Commodities were slightly weaker at the end of the week, with traders pushing West Texas Intermediate crude oil futures
lower on the back of a stronger US dollar
and rising US oil output.
That was despite what analysts termed a "solid" reading on the US jobs market and better-than-expected figures on factory sector activity in the States for May, together with fairly positive results in the widely-followed Caixin manufacturing sector survey for that same month.
Indeed, just the day before the Department of Energy had reported another increase in domestic US oil output for the week ending on 25 May, which had contributed to a bounce in the country's oil exports.
In its weekly petroleum status report, the Energy Information Administration, the DoE's statistical arm, reported a 44,000 barrel per day increase in domestic US oil output to 10.769m b/d, while exports had risen by 431,000 b/d to 2.179m b/d.
Thus, as of 2023 BST, WTI futures were slipping 1.70% to $65.90 a barrel on NYMEX, alongside a 1.26% drop in similarly-dated heating oil futures to $2.1768 a gallon.
From a bird's eye view meanwhile, the US dollar spot index was edging higher by 0.24% to 94.2090, which in turn was responsible for dragging the Bloomberg commodity index 0.29% lower to 90.45 points.
Those economic reports did however make themselves felt in the base metals space, with three-month LME copper futures rising to $6,896 per metric tonne, versus a Thursday close of $6,849.
Most base metals contracts ended higher on Friday, save zinc.

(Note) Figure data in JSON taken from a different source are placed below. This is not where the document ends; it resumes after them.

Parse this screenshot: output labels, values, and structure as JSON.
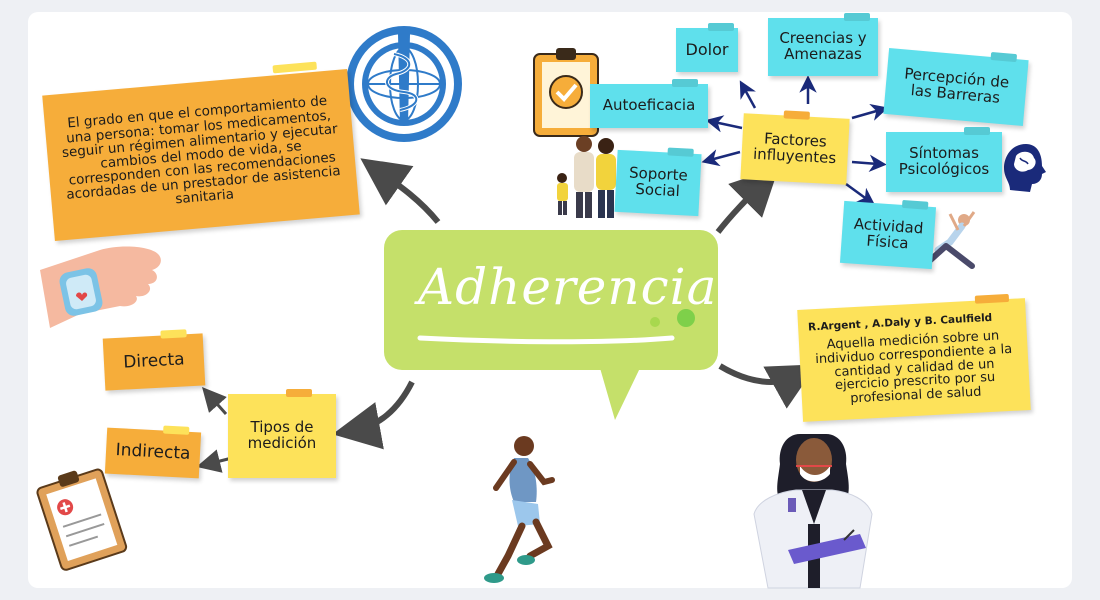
{
  "center": {
    "title": "Adherencia"
  },
  "definition": {
    "text": "El  grado  en que el comportamiento de una persona: tomar los medicamentos, seguir un régimen alimentario y ejecutar cambios del modo de vida, se corresponden  con las  recomendaciones acordadas de un prestador de asistencia sanitaria"
  },
  "factors": {
    "hub": "Factores influyentes",
    "items": [
      "Dolor",
      "Creencias y Amenazas",
      "Percepción de las Barreras",
      "Autoeficacia",
      "Soporte Social",
      "Síntomas Psicológicos",
      "Actividad Física"
    ]
  },
  "measurement": {
    "hub": "Tipos de medición",
    "items": [
      "Directa",
      "Indirecta"
    ]
  },
  "reference": {
    "authors": "R.Argent , A.Daly y B. Caulfield",
    "text": "Aquella medición sobre un individuo  correspondiente a la cantidad y calidad  de un ejercicio   prescrito por su profesional de salud"
  },
  "colors": {
    "cyan": "#5fe0ec",
    "orange": "#f6ad3a",
    "yellow": "#fde25a",
    "green": "#c5e06a",
    "arrow": "#4a4a4a",
    "navy": "#1a2a7a"
  }
}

To take note of, gains in nickel caught the attention of SP Angel, with analysts at the broker pointing out how the most-traded futures on the Shanghai Futures Exchange had clocked in a with a weekly advance of roughly 6% - the biggest gain over a five-day stretch since 26 January.
In the background, overnight US President Donald Trump told Canada that the US "will agree to a fair deal, or there will be no deal at all".
Outside of cocoa and cotton, the main agricultural futures were mostly weaker.
Boosting cotton #2 ICE-traded cocoa were concerns that sub-tropical storm Alberto might cut production from the southern plains region.
In more general terms, Alberto was a reminder that Friday marked the start of the 2018 Atlantic hurricane season.